Pour se forger une opinion, il peut être bon de connaître les réactions des commentateurs. Mais celles-ci divergent tellement en ce qui concerne le pacte de stabilité adopté le 6 novembre par le gouvernement Ayrault qu’il est difficile de peser le pour et le contre.

Il est au moins un sujet sur lequel les avis divergent peu : celui du constat de la situation présente. Le commerce extérieur de la France est passé d’un excédent de 22 milliards d’euros en 2002 à un déficit de 41 milliards ; en 2007 il était de 12 milliards. En 2002 la France comptait 130 000 entreprises exportatrices ; il n’y en a plus aujourd’hui que 117 000 et la part de la France dans les exportations des pays de l’OCDE est passée de 8% à 6%. Le secteur industriel français a connu une chute plus brutale encore.

De ce constat découle une nécessité de réagir fortement qui reçoit un large consensus. Mais les préconisations du rapport de Louis Gallois et les choix du gouvernement Ayrault ne font pas l’unanimité. Le MEDEF par la voix de Mme Parisot approuve largement les choix faits tandis que la CGT et ATTAC les critiquent frontalement. L’UMP brocarde allègrement le retournement du gouvernement et doute de l’efficacité de ce qui a été décidé.

C’est un fait que le crédit d’impôt de 20 milliards d’euros aux entreprises semble en contradiction avec le relèvement fiscal décidé cet été. Cependant, comme le note Michel Sapin, l’effort pour le budget de la nation est intelligemment différé à 2014 afin de ne pas casser le redressement budgétaire.

On peut tout de même se demander s’il ne convenait pas d’agir plus tôt et de manière plus en prise avec l’emploi. Consentir un crédit d’impôt aux entreprises calculé sur la masse salariale représente certes une mesure simple, mais qui n’est pas assez incitative pour l’embauche. Pourtant, une indexation sur les embauches de l’année ou des années antérieures ne serait pas pertinente car elle exclurait les entreprises en difficulté, celles-là même qu’il faut aider. Par ailleurs le choix d’investir est tout autant à encourager, car il prépare l’avenir et des recrutements futurs ou une survie souhaitable. Resterait à trouver une formule qui attribuerait un crédit d’impôt ou un allègement de charges d’autant plus faible que la part des bénéfices versée aux actionnaires serait plus élevée. Par exemple 30% du montant si cette part revenant aux actionnaires est de 60%, 10% si elle est de 80%. Une telle mesure aurait aussi le mérite d’être dans la ligne des déclarations du candidat Hollande.

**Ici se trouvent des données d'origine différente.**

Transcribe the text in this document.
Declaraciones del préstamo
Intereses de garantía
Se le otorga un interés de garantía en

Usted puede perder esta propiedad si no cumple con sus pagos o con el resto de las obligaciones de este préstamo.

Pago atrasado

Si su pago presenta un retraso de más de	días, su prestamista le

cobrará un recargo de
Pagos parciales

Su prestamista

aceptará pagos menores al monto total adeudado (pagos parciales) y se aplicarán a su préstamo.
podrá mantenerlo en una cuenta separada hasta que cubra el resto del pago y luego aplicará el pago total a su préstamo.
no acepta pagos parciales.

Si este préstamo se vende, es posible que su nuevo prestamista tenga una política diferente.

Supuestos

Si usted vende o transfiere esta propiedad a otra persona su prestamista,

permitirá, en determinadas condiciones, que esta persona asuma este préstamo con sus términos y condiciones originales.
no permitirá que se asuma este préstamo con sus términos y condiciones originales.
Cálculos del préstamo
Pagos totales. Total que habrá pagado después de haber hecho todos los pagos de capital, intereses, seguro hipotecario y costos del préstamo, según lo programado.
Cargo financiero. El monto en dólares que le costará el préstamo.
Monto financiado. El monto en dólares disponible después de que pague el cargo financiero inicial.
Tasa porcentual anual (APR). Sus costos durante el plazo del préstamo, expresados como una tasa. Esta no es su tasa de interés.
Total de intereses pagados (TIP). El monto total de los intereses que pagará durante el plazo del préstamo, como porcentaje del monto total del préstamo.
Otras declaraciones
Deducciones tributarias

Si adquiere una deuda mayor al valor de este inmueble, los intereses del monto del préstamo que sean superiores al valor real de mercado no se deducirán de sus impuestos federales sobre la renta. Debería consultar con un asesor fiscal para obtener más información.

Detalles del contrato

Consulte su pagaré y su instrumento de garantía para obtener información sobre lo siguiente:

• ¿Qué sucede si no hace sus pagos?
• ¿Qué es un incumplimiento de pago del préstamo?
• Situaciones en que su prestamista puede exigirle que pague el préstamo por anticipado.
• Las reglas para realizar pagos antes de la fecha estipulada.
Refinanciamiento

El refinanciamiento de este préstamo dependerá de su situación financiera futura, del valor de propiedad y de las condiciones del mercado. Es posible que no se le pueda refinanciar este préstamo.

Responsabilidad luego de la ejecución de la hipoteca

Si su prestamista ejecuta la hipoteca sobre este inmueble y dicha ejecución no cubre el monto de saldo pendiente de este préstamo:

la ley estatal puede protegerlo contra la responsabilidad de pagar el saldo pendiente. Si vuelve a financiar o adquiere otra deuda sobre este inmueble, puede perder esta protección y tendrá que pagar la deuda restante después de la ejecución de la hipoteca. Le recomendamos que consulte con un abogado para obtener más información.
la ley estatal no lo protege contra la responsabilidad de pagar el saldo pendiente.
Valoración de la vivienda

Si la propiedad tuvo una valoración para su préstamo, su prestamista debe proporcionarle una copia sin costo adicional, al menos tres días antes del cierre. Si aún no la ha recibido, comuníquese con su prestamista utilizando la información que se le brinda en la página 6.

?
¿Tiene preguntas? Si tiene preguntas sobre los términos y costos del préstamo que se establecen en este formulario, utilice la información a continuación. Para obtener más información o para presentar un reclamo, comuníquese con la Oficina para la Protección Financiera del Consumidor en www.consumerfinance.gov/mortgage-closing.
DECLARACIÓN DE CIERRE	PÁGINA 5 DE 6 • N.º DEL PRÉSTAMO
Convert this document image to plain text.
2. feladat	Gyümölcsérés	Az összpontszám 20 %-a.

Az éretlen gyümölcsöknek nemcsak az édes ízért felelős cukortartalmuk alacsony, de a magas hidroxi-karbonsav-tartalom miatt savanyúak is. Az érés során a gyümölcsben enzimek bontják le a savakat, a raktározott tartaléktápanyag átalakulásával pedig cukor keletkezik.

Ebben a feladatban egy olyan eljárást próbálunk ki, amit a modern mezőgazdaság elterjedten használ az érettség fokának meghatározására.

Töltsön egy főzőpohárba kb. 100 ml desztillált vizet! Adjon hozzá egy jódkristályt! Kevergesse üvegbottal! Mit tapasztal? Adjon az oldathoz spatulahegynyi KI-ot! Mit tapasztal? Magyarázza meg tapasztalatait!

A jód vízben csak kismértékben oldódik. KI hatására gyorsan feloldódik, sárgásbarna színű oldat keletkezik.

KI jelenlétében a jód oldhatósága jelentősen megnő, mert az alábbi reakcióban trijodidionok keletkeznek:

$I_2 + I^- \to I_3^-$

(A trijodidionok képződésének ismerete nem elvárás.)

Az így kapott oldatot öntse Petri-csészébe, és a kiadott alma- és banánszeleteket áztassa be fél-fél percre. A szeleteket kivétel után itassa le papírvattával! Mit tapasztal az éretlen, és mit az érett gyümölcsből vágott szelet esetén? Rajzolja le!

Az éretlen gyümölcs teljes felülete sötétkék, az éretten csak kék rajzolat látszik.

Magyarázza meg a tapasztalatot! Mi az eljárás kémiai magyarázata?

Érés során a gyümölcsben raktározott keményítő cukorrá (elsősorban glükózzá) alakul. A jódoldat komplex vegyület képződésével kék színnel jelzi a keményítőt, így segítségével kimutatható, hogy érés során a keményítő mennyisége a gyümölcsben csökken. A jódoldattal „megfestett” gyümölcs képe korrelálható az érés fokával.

Ce n’est pas le cas du relèvement de la TVA. Mais il faut reconnaître qu’il diffère de manière assez marquée de celui décidé par M. Sarkozy, d’une part par une ampleur modérée, d’autre part par un allègement du taux réduit afin de ne pas réduire la consommation. Par ailleurs les taux arrondis de 5%, 10% et 20% représentent une simplification attendue par beaucoup. Certes pas par les entreprises du bâtiment. Mais si la TVA sur les travaux d’isolation se trouvait rangée au taux le plus réduit, avec une baisse du prix des matériaux, ce secteur riche d’emplois ne serait pas aussi pénalisé qu’il le dit.

On l’aura compris, ce qui doit être le fil conducteur aux yeux de l’auteur de ces lignes, c’est l’impact sur l’emploi. Il conditionne le bien-être des Français et la réduction des déficits publics. La grogne des buveurs de bière (pour 5 centimes sur un demi) ou d’acheteurs de graisse au chocolat à tartiner est sans importance. On peut en dire autant de la protestation au sujet de la suppression de la déclaration au forfait pour les emplois à domicile. Le léger avantage qu’elle procurait (compensé par les réductions fiscales) était une source de complexité et de possibilité d’évasion fiscale. On ne peut blâmer les Grecs d’un côté et d’un autre côté vanter le manque de transparence.

Notre pays n’a plus la possibilité de procéder à des dévaluations et il se voit imposer des règles contraignantes par l’Europe. Par exemple il ne peut y avoir deux taux intermédiaires de TVA alors que des modulations comme par le passé apporteraient de la souplesse. La règle des 3% constitue aussi une contrainte lourde en une période de difficultés économiques. Mais la France bénéficie aussi des avantages procurés par un vaste espace économique. A elle de trouver des moyens intelligents pour rétablir la situation. Le découpage administratif doit être corrigé pour réaliser des économies d’échelle. On pourrait par exemple concevoir sans grands bouleversements une répartition des tâches entre deux départements voisins ou deux régions voisines, ou au moins des efforts de synergies. Car il reste à mettre en marche les mesures d’économies budgétaires annoncées.

- par Léon Valrasse

Quelques réactions :

Louis Gallois « Les mesures de compétitivité sont de nature à changer la donne ». « Les partenaires sociaux sont face à un moment historique. Ils doivent prendre leurs responsabilités » (interview au journal Les Echos du 8 novembre)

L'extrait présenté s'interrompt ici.